I don’t know about y’all, but I work pretty hard and spend very little time being pampered or sitting on my tuffet eating truffles. And the same goes for every woman I know. I’ve got a four-year-old son that has made me physically stronger than I’ve ever been before in my life, and I’m a singer/songwriter, so that means I’ve spent years throwing instruments around and have moved my share of amplifiers and cases, and have even loaded a van or two. I may not look like much but I’m no delicate flower. Yes, my hands are nimble. I can make nice, even stitches. But they can also wrap around the neck of a guitar, wield a hammer or wrench when they need to, be firm guides for my little guy, or solid sisters for my friends.

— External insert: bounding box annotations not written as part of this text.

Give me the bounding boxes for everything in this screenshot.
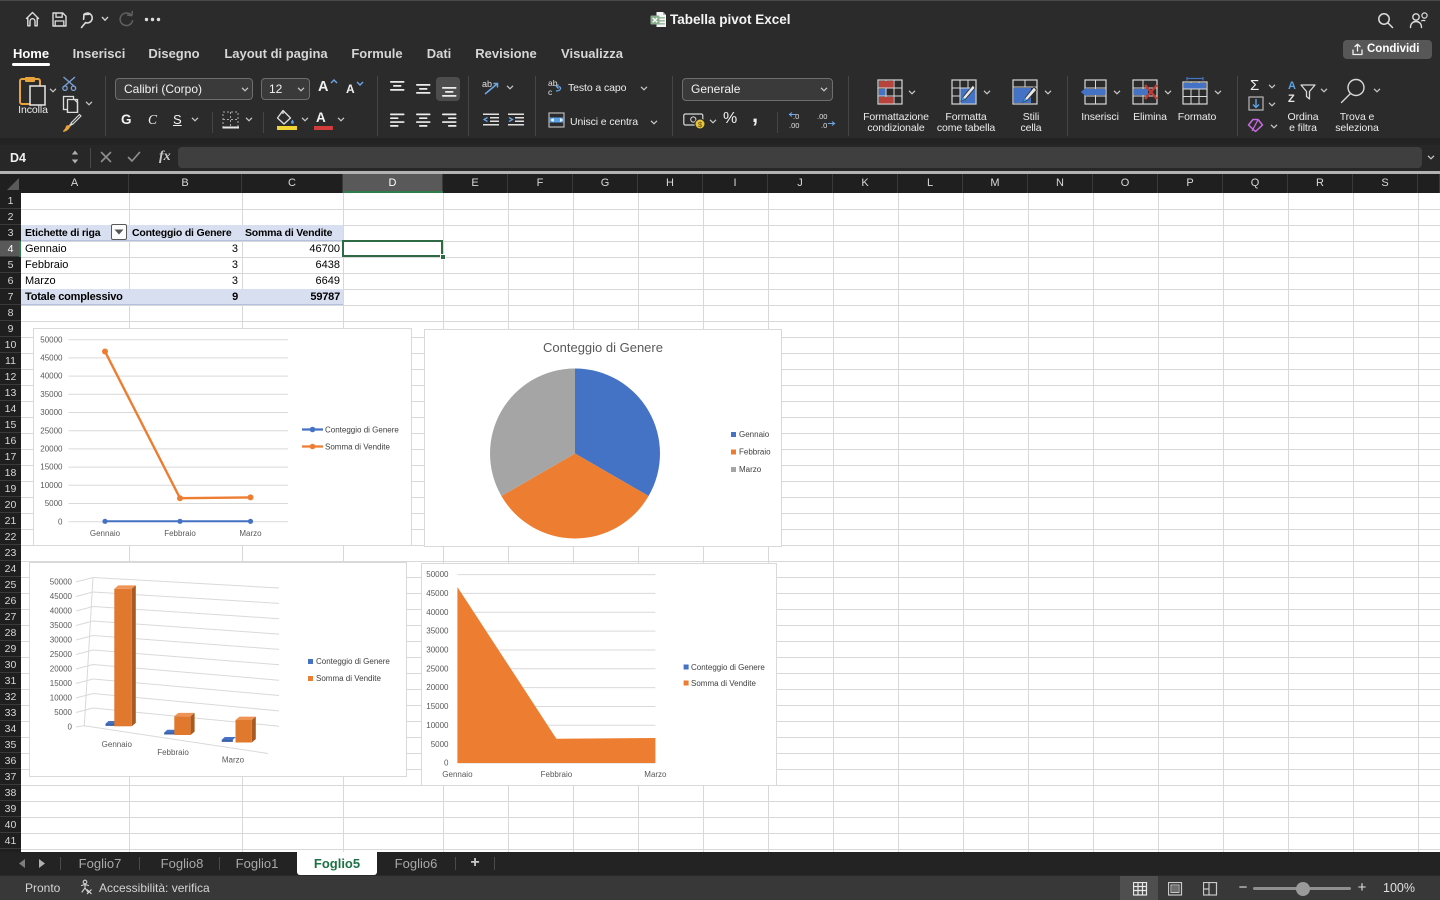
svg-text:Gennaio: Gennaio xyxy=(442,770,473,779)
svg-text:45000: 45000 xyxy=(40,354,63,363)
svg-text:.00: .00 xyxy=(789,121,799,130)
svg-text:50000: 50000 xyxy=(50,578,73,587)
svg-text:Marzo: Marzo xyxy=(739,465,762,474)
svg-text:5000: 5000 xyxy=(431,740,449,749)
svg-text:Febbraio: Febbraio xyxy=(541,770,573,779)
svg-text:40000: 40000 xyxy=(50,607,73,616)
svg-text:0: 0 xyxy=(58,517,63,526)
svg-text:30000: 30000 xyxy=(426,646,449,655)
svg-text:Gennaio: Gennaio xyxy=(102,740,133,749)
svg-text:Gennaio: Gennaio xyxy=(739,430,770,439)
svg-text:50000: 50000 xyxy=(40,335,63,344)
svg-text:20000: 20000 xyxy=(426,683,449,692)
svg-text:35000: 35000 xyxy=(426,627,449,636)
svg-text:15000: 15000 xyxy=(50,679,73,688)
svg-text:Marzo: Marzo xyxy=(222,755,245,764)
svg-text:c: c xyxy=(548,87,553,96)
svg-text:40000: 40000 xyxy=(40,372,63,381)
svg-text:Febbraio: Febbraio xyxy=(164,529,196,538)
svg-text:5000: 5000 xyxy=(54,708,72,717)
svg-text:45000: 45000 xyxy=(50,592,73,601)
svg-text:ab: ab xyxy=(482,79,492,89)
svg-text:Somma di Vendite: Somma di Vendite xyxy=(325,442,390,451)
svg-text:10000: 10000 xyxy=(50,694,73,703)
svg-text:Somma di Vendite: Somma di Vendite xyxy=(316,674,381,683)
svg-text:45000: 45000 xyxy=(426,589,449,598)
svg-text:20000: 20000 xyxy=(40,445,63,454)
svg-text:10000: 10000 xyxy=(426,721,449,730)
svg-text:40000: 40000 xyxy=(426,608,449,617)
svg-text:Z: Z xyxy=(1288,93,1295,105)
svg-text:0: 0 xyxy=(444,759,449,768)
svg-text:15000: 15000 xyxy=(426,702,449,711)
svg-text:Conteggio di Genere: Conteggio di Genere xyxy=(543,340,663,355)
svg-text:25000: 25000 xyxy=(426,664,449,673)
svg-text:35000: 35000 xyxy=(40,390,63,399)
svg-text:15000: 15000 xyxy=(40,463,63,472)
svg-text:30000: 30000 xyxy=(50,636,73,645)
svg-text:Conteggio di Genere: Conteggio di Genere xyxy=(691,663,765,672)
svg-text:Marzo: Marzo xyxy=(644,770,667,779)
svg-text:5000: 5000 xyxy=(45,499,63,508)
svg-text:A: A xyxy=(1288,80,1296,92)
svg-text:Somma di Vendite: Somma di Vendite xyxy=(691,679,756,688)
svg-text:10000: 10000 xyxy=(40,481,63,490)
svg-text:Conteggio di Genere: Conteggio di Genere xyxy=(325,425,399,434)
svg-text:.0: .0 xyxy=(821,121,827,130)
svg-text:25000: 25000 xyxy=(50,650,73,659)
svg-text:20000: 20000 xyxy=(50,665,73,674)
svg-text:35000: 35000 xyxy=(50,621,73,630)
svg-text:Febbraio: Febbraio xyxy=(157,748,189,757)
svg-text:30000: 30000 xyxy=(40,408,63,417)
svg-text:50000: 50000 xyxy=(426,570,449,579)
svg-text:0: 0 xyxy=(68,723,73,732)
svg-text:Febbraio: Febbraio xyxy=(739,448,771,457)
svg-text:25000: 25000 xyxy=(40,426,63,435)
svg-text:Marzo: Marzo xyxy=(239,529,262,538)
svg-text:.00: .00 xyxy=(817,112,827,121)
svg-text:.0: .0 xyxy=(793,112,799,121)
svg-text:Gennaio: Gennaio xyxy=(90,529,121,538)
svg-text:Conteggio di Genere: Conteggio di Genere xyxy=(316,657,390,666)
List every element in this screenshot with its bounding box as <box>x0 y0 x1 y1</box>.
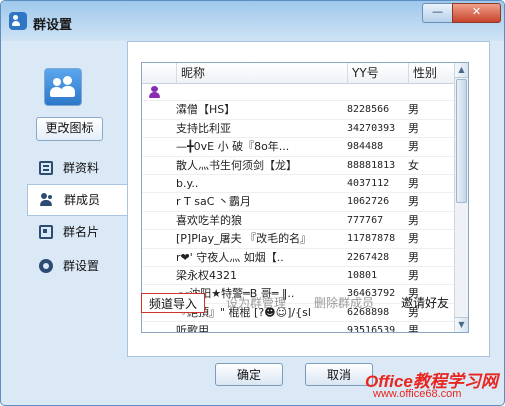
member-sex: 男 <box>408 250 419 264</box>
member-yy-number: 88881813 <box>347 159 396 171</box>
member-nickname: 散人灬书生何须剑【龙】 <box>176 158 297 172</box>
member-yy-number: 8228566 <box>347 104 390 116</box>
member-nickname: 梁永权4321 <box>176 268 237 282</box>
table-row[interactable]: r❤' 守夜人灬 如烟【.. 2267428 男 <box>142 249 454 267</box>
member-sex: 男 <box>408 140 419 154</box>
table-row[interactable]: [P]Play_屠夫 『改毛的名』 11787878 男 <box>142 230 454 249</box>
close-button[interactable]: ✕ <box>452 3 501 23</box>
remove-member-button[interactable]: 删除群成员 <box>314 293 374 313</box>
people-icon <box>40 193 54 207</box>
app-logo-icon <box>9 12 27 30</box>
member-nickname: 喜欢吃羊的狼 <box>176 213 242 227</box>
watermark-title: Office教程学习网 <box>365 367 498 392</box>
sidebar: 更改图标 群资料 群成员 群名片 群设置 <box>1 41 128 405</box>
table-row[interactable]: 支持比利亚 34270393 男 <box>142 120 454 139</box>
member-nickname: r T saC 丶霸月 <box>176 195 251 209</box>
member-sex: 男 <box>408 176 419 190</box>
table-row[interactable]: 散人灬书生何须剑【龙】 88881813 女 <box>142 157 454 175</box>
member-sex: 男 <box>408 103 419 117</box>
member-yy-number: 10801 <box>347 269 378 281</box>
scroll-down-icon[interactable]: ▼ <box>455 317 468 332</box>
member-sex: 男 <box>408 324 419 333</box>
sidebar-item-group-card[interactable]: 群名片 <box>27 217 128 247</box>
member-sex: 男 <box>408 121 419 135</box>
cancel-button[interactable]: 取消 <box>305 363 373 386</box>
member-sex: 男 <box>408 268 419 282</box>
table-row[interactable]: b.y.. 4037112 男 <box>142 175 454 194</box>
watermark-rest: 教程学习网 <box>412 372 498 391</box>
sidebar-item-label: 群设置 <box>63 259 100 273</box>
table-row[interactable]: —╋0vE 小 破『8ο年... 984488 男 <box>142 138 454 157</box>
member-yy-number: 777767 <box>347 214 384 226</box>
sidebar-item-group-members[interactable]: 群成员 <box>27 184 128 216</box>
member-yy-number: 984488 <box>347 141 384 153</box>
sidebar-item-label: 群资料 <box>63 161 100 175</box>
member-nickname: [P]Play_屠夫 『改毛的名』 <box>176 232 312 246</box>
member-nickname: 瀮僧【HS】 <box>176 103 236 117</box>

They do woman’s work all the time.

I suppose I could have been mistaken for someone not quite so dimensional, as I sat in the pretty blue chair that Lisa Fox, proprietress of lf8, put in the window for me to sit in while I worked the red stitches into the turquoise Alabama Chanin DIY coat kit. The cigar-hunting man didn’t know that I was finding rhythm in my labor of supposedly feminine art as I loved my thread and worked it in and out like I was taught to do by previous generations of women.  Women who did woman’s work.  He didn’t know that I was finding songs, poetry, and most importantly, quite possibly, a few non-gender specific thoughts there. But I was quiet as I sat and sewed. I was serene. I was being seen and not heard.

Woman’s work. Work for a woman. I could make the woman’s work list right now but I’m not going to. I’m just going to shake my head, smile, and know exactly what a woman’s work is as I remember that sometimes it’s just when you think you’re getting somewhere that someone comes up and wants to blow smoke.

Makeshift 2014

Allison is happy to take part in Makeshift 2014, and will be sewing at lf8 in the afternoons from 2-4 on Tuesday, May 13 through Friday, May 16. Not only because she likes to, but because she wants to take part in a conversation about connecting hands, needles, and thread, to make a living art instillation of a person making something, and to also celebrate the work and artistry of her friends Natalie Chanin of Alabama Chanin and Lisa Fox of lf8. She would love it if anyone who wants to join her would do so.